Als sie 2017 zum ersten Mal in einem Pflichtspiel mit ihren beiden Mannschaften aufeinandertrafen, gab es für Herbern-Coach Holger Möllers und Lars Müller, Trainer des Werner SC, ein 2:2-Unentschieden. Seitdem steht die Bilanz mit zwei Siegen, zwei Unentschieden und einer Niederlage leicht zu Gunsten der Herberner. Am Sonntag hat der Werner SC die Möglichkeit, das zu ändern. Wir haben vorher mit den beiden Trainern gesprochen über Vorfreude, alte Erinnerungen und den richtigen Bierstand bei Simjü.


Herr Müller, Herr Möllers, am Sonntag treffen sie zum sechsten Mal in einem Derby aufeinander. Wie groß ist die Vorfreude?

Holger Möllers: Natürlich ist sie groß, besonders vor heimischem Publikum.
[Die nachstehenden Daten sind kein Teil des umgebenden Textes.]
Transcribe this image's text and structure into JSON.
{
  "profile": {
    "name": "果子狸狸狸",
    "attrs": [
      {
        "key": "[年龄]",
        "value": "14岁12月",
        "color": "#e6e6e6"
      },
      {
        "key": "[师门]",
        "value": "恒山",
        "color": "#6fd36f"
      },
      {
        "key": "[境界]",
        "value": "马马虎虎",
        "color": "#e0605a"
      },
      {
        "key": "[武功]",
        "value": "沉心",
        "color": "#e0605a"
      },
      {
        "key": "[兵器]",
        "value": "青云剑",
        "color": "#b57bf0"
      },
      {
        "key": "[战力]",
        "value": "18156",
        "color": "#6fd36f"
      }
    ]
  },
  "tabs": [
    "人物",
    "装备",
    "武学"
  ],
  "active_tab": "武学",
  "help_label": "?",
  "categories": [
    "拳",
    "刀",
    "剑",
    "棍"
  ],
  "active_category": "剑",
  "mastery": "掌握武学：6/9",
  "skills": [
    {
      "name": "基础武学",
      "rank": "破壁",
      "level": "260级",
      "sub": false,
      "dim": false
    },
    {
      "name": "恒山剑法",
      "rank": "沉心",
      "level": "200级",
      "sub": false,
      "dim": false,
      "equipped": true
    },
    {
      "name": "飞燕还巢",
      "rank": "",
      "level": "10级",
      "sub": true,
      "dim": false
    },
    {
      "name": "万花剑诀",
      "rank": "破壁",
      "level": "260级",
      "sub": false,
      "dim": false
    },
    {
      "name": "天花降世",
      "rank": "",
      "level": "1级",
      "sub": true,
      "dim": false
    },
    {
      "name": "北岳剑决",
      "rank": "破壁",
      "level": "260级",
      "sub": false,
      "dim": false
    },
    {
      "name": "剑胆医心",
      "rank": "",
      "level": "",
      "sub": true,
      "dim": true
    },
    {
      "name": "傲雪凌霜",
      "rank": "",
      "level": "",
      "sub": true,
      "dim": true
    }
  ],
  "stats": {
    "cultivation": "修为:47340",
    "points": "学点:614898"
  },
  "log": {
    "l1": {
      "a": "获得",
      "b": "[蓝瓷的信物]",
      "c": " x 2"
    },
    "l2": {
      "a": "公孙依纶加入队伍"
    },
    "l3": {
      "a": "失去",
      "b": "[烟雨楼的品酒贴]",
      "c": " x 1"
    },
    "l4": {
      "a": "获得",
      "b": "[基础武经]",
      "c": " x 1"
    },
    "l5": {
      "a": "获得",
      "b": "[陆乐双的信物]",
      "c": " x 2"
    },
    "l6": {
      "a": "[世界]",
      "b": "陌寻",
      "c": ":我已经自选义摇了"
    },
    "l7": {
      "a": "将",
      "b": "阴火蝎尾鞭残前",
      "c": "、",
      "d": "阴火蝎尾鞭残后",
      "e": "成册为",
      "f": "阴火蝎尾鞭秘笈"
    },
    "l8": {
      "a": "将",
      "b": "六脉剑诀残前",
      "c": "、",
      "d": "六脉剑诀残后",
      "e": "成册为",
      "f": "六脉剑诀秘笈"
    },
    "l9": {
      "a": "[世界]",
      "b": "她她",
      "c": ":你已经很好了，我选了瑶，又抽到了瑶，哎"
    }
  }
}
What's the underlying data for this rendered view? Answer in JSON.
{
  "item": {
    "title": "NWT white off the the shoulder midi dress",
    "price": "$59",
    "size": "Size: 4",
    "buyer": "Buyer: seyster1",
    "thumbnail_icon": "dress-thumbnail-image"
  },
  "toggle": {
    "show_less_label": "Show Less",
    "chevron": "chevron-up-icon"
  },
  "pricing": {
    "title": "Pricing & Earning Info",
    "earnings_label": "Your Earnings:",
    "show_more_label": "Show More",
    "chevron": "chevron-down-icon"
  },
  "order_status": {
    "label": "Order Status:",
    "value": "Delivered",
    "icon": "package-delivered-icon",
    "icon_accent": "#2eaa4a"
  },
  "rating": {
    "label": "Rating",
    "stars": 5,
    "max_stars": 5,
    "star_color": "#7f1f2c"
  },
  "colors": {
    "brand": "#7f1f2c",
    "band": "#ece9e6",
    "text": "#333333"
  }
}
Wir haben da ja jetzt im Prinzip ein halbes Jahr drauf gewartet, dass wir die Niederlage aus dem Hinspiel begleichen können. Das war damals eines der schlechtesten Spiele der Saison für uns.

Lars Müller: Natürlich ist das Spiel immer etwas besonderes. Aber natürlich ist es für uns gerade in der aktuellen Situation gut, dieses Spiel zu haben, was ein bisschen außer der Reihe ist. Wir sind sportlich vielleicht nicht so gut drauf aktuell, aber bei dem Spiel kann man das vielleicht ein bisschen ausblenden. Das ist losgelöst vom Rest der Saison.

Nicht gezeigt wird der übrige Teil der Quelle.